「待つ」
昨日、主人と二人で和歌山県の白浜に行った。我が家から車で1時間半で着く。これは、お義母さんが亡くなる前から決めていたことだった。主人の定年退職後には、お義母さんと3人で海の見える白浜に住もう!と決めていたからだ。つまり昨日は、白浜の不動産屋さんに行ったのだ。
と、この話の何が「看護師日記」なのか。実は、とても看護なんだ。
視点はたくさんある。お年寄りは適応能力が低下しているので、住み慣れた場所から移動させるのは、負担が大きいのでは?と言う問題。確かに、ご近所づきあいやデイサービスでお友だちができるか、お買い物に行って迷子にならないか、家の構造に適応できるのか・・・・いろいろある。お義母さんは、それでも「白浜に行く」と言ってくれていた。お義母さんの部屋は、トイレが近くて1階がいいだろうと話していた。
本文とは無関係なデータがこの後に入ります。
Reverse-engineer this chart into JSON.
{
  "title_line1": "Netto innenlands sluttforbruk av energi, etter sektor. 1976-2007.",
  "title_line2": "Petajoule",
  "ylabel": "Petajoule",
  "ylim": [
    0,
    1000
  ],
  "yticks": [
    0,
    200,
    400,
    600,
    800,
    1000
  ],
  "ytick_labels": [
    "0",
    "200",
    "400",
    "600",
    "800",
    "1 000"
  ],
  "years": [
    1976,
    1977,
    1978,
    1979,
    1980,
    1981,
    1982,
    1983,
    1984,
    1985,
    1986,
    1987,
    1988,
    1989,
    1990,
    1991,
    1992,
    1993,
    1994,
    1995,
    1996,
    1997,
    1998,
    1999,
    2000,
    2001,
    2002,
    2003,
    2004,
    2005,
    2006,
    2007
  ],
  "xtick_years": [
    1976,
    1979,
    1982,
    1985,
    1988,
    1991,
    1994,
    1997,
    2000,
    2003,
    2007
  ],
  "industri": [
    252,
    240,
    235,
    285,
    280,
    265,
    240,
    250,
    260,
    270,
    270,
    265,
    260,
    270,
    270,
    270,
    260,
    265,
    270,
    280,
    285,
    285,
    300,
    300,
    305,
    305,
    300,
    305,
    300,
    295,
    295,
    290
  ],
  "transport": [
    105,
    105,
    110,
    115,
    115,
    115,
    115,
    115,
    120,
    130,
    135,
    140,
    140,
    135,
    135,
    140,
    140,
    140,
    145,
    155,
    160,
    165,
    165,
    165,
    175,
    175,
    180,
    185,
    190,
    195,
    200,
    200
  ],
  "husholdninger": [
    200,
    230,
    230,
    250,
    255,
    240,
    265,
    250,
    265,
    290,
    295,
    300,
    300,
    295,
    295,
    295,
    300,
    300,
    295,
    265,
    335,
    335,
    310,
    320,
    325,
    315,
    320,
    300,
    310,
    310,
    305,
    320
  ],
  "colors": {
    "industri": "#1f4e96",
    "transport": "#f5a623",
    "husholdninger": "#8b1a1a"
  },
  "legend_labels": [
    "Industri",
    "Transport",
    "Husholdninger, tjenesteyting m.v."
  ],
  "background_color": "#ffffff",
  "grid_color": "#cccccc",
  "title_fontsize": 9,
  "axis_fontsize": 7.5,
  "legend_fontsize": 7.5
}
結局、お義母さんは急に逝ってしまった。もう、1階にお義母さんの部屋はいらなくなった。
私は主人に「私らも、これから歳をとっていくばかりだから2階の部屋ってしんどいよね~」と言うと「確かに」と返答があった。だれでも、歳をとっていく。静かに適応していっているので、自覚のないものもあるが、確実に衰退している能力がある。できるだけ早い時期から、健康維持のために習慣化できることや、長く続けられる仕事や趣味を暮らしの中に取り入れることは大事だと実感している。
帰りの道のり、主人は「家を買うのは、今じゃない気がする」と言った。主人のその感覚は漠然としていて、私が咀嚼して受け入れるには、少し時間がかかる。いつものことだ。とはいえ、的を射ている。
何をするにも「タイミング」と言うのものがある。それは、感覚でしかない。主人が違和感があるのなら、それが正解だ。今は「待とう」。お義父さんもお義母さんも、そんな不思議な能力の持ち主だった。主人も同じくその能力を持っている。静かに春が来るのを待つことのできる人たちだ。その能力に気づいている私もまた、同じ能力を持っている。ただの自画自賛である。実は、人間の誰もが持っている能力なのだ。人間も自然の中の一部に過ぎないのだから、そんな勘が働くのは当たり前だ。
今がそのタイミングだと思うときまで「待つ」という「勘」。
じゃあ、私のタイミングは、主人に委ねているのかと言えばそうでもない。私が「行く」と決めているときに「待つ」と言われれれば、出鼻をくじかれ「焦り」が生まれる。しかし「待つ」と言う人を動かそうとしても動きはしない。「待つ」と言う人と人間関係を継続していくのであれば、待っている間に、私は私のできることを淡々と、粛々と、着々とするだけだ。
そうこうしているうちに、私のタイミングは、私のタイミングでやってくる。そのタイミングは主人と合うこともあれば、合わないこともある。その時は、どちらかが前を歩けばよい。また、追いかけたり、待ったりしてもよい。常に二人三脚はしなくてよい。二人三脚は転ぶのを楽しむ競技だ。その人が、その人のタイミングで「自立」して生きることを応援する・・・・ほら、看護だ。
子どもが巣立ち、親の介護もなくなり、夫婦は一人の人間同士として尊重し合える時期に来た。
「待つ」、実に「看護」だ。そして「教育」でもある。